Structural basis of ligand selectivity in FAD/NAD(P)H-dependent dehydrogenases: insights from trypanothione reductase and type II NADH dehydrogenase

FAD/NAD(P)H-dependent dehydrogenases form a structurally conserved family of redox enzymes that participate in essential metabolic processes across parasites and higher organisms. Among them, trypanothione reductase (TR) is a key component of the redox metabolism of Leishmania species and represents an attractive target for antileishmanial drug development. However, because several flavoproteins share similar folds and cofactor-binding architectures, the selectivity of TR inhibitors remains a critical issue during early drug discovery. To explore this aspect, we investigated the structural landscape of FAD/NAD(P)H-dependent dehydrogenases in Leishmania infantum by integrating sequence analysis, structural modeling, docking simulations, and in vitro biochemical validation. Reciprocal sequence searches revealed eleven parasite flavoproteins structurally related to TR, including a dihydrolipoamide dehydrogenase (DLD)-like protein, a type II NADH dehydrogenase (NDH2)-like protein, and a dienoyl-CoA reductase (deCoAR)-like protein. Comparative docking analyses across parasite and mammalian homologues allowed us to examine potential cross-reactivity patterns among these enzymes.
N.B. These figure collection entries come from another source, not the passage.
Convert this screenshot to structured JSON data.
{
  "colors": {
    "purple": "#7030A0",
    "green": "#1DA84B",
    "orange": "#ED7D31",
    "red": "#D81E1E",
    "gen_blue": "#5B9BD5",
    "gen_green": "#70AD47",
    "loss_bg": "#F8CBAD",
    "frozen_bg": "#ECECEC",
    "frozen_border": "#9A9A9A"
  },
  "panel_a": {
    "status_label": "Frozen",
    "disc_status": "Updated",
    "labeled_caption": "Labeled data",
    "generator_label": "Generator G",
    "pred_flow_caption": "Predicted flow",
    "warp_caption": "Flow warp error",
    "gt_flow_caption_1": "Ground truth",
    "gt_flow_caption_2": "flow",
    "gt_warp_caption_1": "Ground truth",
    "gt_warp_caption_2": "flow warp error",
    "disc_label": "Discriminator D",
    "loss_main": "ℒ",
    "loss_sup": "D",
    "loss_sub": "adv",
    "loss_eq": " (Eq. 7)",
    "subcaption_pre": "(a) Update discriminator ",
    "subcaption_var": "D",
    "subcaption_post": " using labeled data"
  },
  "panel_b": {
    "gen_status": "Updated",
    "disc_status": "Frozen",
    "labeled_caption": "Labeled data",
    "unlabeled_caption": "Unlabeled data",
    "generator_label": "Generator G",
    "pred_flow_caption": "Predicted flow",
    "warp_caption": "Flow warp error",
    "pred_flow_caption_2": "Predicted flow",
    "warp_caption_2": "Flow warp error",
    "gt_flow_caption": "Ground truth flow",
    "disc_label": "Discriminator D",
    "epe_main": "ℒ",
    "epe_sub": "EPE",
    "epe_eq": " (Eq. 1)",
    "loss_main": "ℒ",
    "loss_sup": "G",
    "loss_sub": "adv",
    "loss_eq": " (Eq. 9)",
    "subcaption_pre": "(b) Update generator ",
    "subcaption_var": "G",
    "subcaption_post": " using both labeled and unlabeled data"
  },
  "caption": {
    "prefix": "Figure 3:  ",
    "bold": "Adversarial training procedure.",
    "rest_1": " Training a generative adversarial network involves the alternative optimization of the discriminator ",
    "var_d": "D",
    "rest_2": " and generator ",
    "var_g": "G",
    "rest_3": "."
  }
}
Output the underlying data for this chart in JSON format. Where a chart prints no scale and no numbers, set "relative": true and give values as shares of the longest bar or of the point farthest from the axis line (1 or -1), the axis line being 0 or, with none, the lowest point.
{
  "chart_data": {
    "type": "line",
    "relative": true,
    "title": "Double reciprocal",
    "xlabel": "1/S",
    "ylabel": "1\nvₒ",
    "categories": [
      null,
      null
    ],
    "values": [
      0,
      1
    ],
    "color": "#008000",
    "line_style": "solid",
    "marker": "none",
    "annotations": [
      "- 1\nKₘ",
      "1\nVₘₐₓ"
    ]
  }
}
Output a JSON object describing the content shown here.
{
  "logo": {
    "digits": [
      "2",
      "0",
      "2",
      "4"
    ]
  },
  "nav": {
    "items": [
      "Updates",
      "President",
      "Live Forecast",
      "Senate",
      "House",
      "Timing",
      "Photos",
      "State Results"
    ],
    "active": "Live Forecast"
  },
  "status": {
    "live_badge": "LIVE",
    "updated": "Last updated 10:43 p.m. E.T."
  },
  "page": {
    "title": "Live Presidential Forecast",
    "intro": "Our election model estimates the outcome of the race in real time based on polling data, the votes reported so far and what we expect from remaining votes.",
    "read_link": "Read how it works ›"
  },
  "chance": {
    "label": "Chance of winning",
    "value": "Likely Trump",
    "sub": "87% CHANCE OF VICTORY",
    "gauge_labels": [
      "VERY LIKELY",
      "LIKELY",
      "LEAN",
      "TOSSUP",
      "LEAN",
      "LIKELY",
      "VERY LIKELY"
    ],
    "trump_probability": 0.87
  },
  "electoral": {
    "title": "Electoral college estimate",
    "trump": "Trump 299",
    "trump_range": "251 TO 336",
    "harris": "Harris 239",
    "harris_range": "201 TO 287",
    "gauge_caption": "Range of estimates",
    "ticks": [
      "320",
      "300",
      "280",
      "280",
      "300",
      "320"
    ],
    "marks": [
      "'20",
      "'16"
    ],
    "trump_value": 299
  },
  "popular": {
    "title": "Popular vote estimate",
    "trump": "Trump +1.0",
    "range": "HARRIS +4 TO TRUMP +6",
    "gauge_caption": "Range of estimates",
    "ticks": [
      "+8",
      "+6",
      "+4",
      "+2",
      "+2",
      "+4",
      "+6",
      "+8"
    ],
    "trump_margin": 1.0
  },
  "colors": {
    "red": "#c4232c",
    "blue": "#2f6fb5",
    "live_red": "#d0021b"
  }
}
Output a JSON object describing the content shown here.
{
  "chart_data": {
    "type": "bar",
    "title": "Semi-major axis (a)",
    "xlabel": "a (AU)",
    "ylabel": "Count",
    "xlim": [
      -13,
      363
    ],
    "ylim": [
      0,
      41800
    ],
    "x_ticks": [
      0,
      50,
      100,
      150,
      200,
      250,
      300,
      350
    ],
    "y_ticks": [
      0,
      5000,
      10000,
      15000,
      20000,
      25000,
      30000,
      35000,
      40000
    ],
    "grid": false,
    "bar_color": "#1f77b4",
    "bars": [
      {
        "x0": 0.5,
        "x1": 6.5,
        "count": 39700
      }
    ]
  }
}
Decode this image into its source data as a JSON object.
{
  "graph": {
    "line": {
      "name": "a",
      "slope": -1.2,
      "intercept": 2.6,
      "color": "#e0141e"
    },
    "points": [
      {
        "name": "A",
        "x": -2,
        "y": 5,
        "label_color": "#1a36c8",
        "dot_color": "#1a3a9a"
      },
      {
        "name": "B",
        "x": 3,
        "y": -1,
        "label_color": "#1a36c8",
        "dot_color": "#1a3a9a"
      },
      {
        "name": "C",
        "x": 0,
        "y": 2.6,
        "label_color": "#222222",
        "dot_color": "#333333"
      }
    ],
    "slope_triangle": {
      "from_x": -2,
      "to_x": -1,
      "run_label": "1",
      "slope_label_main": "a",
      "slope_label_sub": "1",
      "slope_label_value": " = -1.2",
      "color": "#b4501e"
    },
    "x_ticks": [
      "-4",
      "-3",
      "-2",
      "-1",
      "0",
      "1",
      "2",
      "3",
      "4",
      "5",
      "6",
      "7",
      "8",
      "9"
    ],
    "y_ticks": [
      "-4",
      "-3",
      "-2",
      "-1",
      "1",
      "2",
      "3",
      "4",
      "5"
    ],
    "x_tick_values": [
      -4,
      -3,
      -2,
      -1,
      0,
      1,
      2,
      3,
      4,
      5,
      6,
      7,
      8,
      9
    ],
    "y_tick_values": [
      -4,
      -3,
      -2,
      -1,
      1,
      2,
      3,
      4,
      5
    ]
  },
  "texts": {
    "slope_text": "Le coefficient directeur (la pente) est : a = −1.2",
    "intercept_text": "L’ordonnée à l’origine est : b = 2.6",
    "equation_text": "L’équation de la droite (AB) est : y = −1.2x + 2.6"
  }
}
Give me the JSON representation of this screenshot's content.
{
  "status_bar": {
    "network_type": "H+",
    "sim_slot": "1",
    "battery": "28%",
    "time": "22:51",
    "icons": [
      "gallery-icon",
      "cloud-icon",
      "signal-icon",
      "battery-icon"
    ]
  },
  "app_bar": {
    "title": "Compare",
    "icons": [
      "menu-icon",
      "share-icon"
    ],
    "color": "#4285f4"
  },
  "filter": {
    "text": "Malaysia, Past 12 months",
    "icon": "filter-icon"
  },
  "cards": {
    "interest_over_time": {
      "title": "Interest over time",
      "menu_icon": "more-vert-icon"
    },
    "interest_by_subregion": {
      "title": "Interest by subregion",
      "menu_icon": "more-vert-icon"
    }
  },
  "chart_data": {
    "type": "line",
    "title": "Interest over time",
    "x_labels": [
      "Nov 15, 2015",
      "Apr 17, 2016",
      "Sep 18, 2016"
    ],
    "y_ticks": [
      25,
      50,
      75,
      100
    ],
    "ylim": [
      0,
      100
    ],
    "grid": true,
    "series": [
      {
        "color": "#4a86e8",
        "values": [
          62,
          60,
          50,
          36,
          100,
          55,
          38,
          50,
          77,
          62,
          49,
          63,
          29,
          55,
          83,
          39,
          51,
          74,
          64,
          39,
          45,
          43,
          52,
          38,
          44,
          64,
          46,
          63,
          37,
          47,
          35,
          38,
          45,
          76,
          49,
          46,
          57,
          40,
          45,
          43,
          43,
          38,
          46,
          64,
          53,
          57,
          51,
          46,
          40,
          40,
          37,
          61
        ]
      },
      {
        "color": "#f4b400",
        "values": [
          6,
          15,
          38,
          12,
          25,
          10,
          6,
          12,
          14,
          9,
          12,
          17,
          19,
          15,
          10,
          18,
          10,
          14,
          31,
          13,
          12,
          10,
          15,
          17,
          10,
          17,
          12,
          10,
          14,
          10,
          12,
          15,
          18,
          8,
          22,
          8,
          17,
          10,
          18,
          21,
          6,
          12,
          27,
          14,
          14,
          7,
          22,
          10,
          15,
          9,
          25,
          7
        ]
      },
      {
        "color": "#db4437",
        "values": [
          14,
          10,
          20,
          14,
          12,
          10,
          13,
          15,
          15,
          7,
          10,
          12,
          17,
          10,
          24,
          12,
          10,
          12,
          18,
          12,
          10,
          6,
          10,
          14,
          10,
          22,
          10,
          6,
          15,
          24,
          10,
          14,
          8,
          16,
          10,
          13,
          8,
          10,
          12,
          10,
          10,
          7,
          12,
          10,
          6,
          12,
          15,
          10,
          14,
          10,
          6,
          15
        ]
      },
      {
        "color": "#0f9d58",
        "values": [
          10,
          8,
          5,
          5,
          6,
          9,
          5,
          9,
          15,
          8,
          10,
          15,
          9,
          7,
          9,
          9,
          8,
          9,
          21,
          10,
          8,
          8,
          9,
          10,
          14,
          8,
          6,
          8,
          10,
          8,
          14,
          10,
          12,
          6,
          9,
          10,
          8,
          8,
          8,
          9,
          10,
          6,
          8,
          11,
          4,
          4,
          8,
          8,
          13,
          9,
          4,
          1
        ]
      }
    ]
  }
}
Enzymatic assays performed on recombinant Leishmania infantum TR (LiTR) and Caldalkalibacillus thermarum NDH2 (CtNDH2) confirmed that selected ligands can exert enzymedependent effects. In particular, auranofin, and to a lesser extent nitrofurazone, inhibited LiTR, whereas a terpyridine–Pt-derived compound strongly inhibited LiTR while stimulating CtNDH2 activity. Overall, the results illustrate how structurally related flavoproteins may accommodate common ligands while responding with distinct catalytic outcomes. The integrated computational and biochemical workflow presented here provides a practical framework for assessing ligand selectivity within the FAD/NAD(P)H-dependent dehydrogenase family and may support the development of selective modulators targeting parasite redox metabolism.